Monday, January 30, 2012

One Per Cent - Smarter password checker lets you compare with others

Jacob Aron, technology reporter
(Image: Caroline Morley)

Signing up to an online service inevitably means entering a password - hopefully a brand new one you've just randomly generated, but more likely the same one you use on every single website, even though you know you're not supposed to.
Most sign-up forms these days use password strength checkers in an effort to beef up security, displaying "weak", "medium" or "strong" depending on how easy it is to crack your password, but it turns out these can actually be misleading - "Password1" is stronger than "password", but is still easily guessed by an attacker because it is so widely used.
That is why researchers at INRIA in Rocquencourt, France and Ruhr University Bochum in Germany have come up with a more advanced strength checker that rates passwords relative to those already stored in a site's database.

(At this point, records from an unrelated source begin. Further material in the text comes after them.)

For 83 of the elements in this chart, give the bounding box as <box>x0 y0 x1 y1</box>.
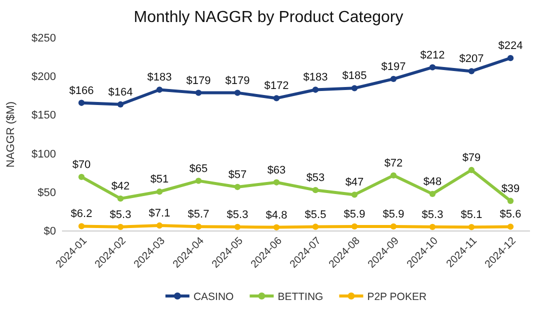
y-tick-label: $50 <box>38 186 56 199</box>
point <box>234 224 241 230</box>
data-label: $224 <box>498 40 523 52</box>
point <box>156 222 163 229</box>
point <box>429 224 436 230</box>
point <box>312 86 319 93</box>
data-label: $72 <box>384 157 403 170</box>
data-label: $6.2 <box>70 208 92 220</box>
data-label: $5.3 <box>110 208 132 221</box>
data-label: $5.9 <box>344 208 366 220</box>
point <box>273 95 280 102</box>
point <box>78 174 85 180</box>
point <box>507 54 514 62</box>
point <box>429 64 436 70</box>
y-tick-label: $100 <box>32 148 56 160</box>
data-label: $183 <box>147 72 172 84</box>
point <box>117 195 124 202</box>
data-label: $5.7 <box>188 208 210 221</box>
data-label: $5.5 <box>304 208 326 221</box>
data-label: $39 <box>501 182 520 195</box>
data-label: $183 <box>303 72 328 84</box>
data-label: $70 <box>72 158 91 171</box>
point <box>273 179 280 186</box>
data-label: $63 <box>267 164 286 176</box>
y-tick-label: $0 <box>44 226 56 238</box>
point <box>195 224 202 230</box>
data-label: $166 <box>69 84 94 97</box>
data-label: $197 <box>381 60 406 73</box>
y-axis-title: NAGGR ($M) <box>5 102 17 168</box>
point <box>468 68 475 74</box>
legend-label: CASINO <box>193 291 234 303</box>
data-label: $5.1 <box>460 209 482 222</box>
point <box>78 223 85 230</box>
point <box>351 223 358 230</box>
chart-title: Monthly NAGGR by Product Category <box>134 9 404 26</box>
point <box>468 224 475 230</box>
point <box>195 90 202 96</box>
point <box>234 184 241 190</box>
point <box>273 224 280 230</box>
point <box>390 223 397 230</box>
y-tick-label: $200 <box>32 71 56 84</box>
data-label: $51 <box>150 174 169 186</box>
point <box>78 100 85 106</box>
point <box>312 224 319 230</box>
point <box>156 86 163 93</box>
point <box>312 187 319 194</box>
point <box>117 224 124 230</box>
point <box>507 224 514 230</box>
point <box>117 101 124 108</box>
data-label: $5.6 <box>500 208 522 221</box>
point <box>390 172 397 178</box>
data-label: $5.3 <box>226 208 248 221</box>
data-label: $7.1 <box>148 208 170 220</box>
data-label: $185 <box>342 70 367 82</box>
data-label: $48 <box>423 176 442 188</box>
data-label: $79 <box>462 152 481 164</box>
point <box>234 90 241 96</box>
point <box>351 85 358 92</box>
data-label: $212 <box>420 49 445 62</box>
point <box>507 198 514 204</box>
data-label: $179 <box>225 74 250 87</box>
data-label: $179 <box>186 74 211 87</box>
point <box>195 178 202 184</box>
legend-label: P2P POKER <box>367 291 427 303</box>
data-label: $53 <box>306 172 325 184</box>
point <box>429 190 436 198</box>
legend-label: BETTING <box>278 291 324 303</box>
data-label: $42 <box>111 180 130 193</box>
data-label: $5.9 <box>382 208 404 220</box>
data-label: $172 <box>264 80 289 92</box>
point <box>390 76 397 82</box>
data-label: $65 <box>189 162 208 175</box>
data-label: $4.8 <box>266 209 288 222</box>
point <box>468 166 475 174</box>
data-label: $57 <box>228 168 247 181</box>
y-tick-label: $250 <box>32 32 56 45</box>
point <box>351 192 358 198</box>
y-tick-label: $150 <box>32 110 56 122</box>
data-label: $5.3 <box>422 208 444 221</box>
point <box>156 188 163 195</box>
data-label: $164 <box>108 86 133 98</box>
data-label: $207 <box>459 53 484 66</box>
data-label: $47 <box>345 176 364 189</box>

Rather than vague strength messages, their system can tell users their password is amongst the weakest 5 per cent on the site, encouraging them to try again with a stronger alternative.
Instead of following simple rules for password strength, such as checking the length or number of special characters, the new scheme looks at each sequence of characters within your password and compares them to the site's database to see how often those sequences occur in other passwords.
For example, the sequence "12345" is likely to occur in many different passwords, so adding the sequence to your own password adds little security. On the other hand, the sequence "t5)Vf" is much less likely, so a password including it will be more secure.
Comparing your password to others does seem potentially risky though - after all, we are told to never tell them to anyone. The researchers avoid that by never using an entire password for the comparisons, only sequences of a certain length. They also add a certain amount of noise to the sequences, which doesn't seriously change the checking scheme but is enough to make it hard for database-stealing hackers to reconstruct a valid password.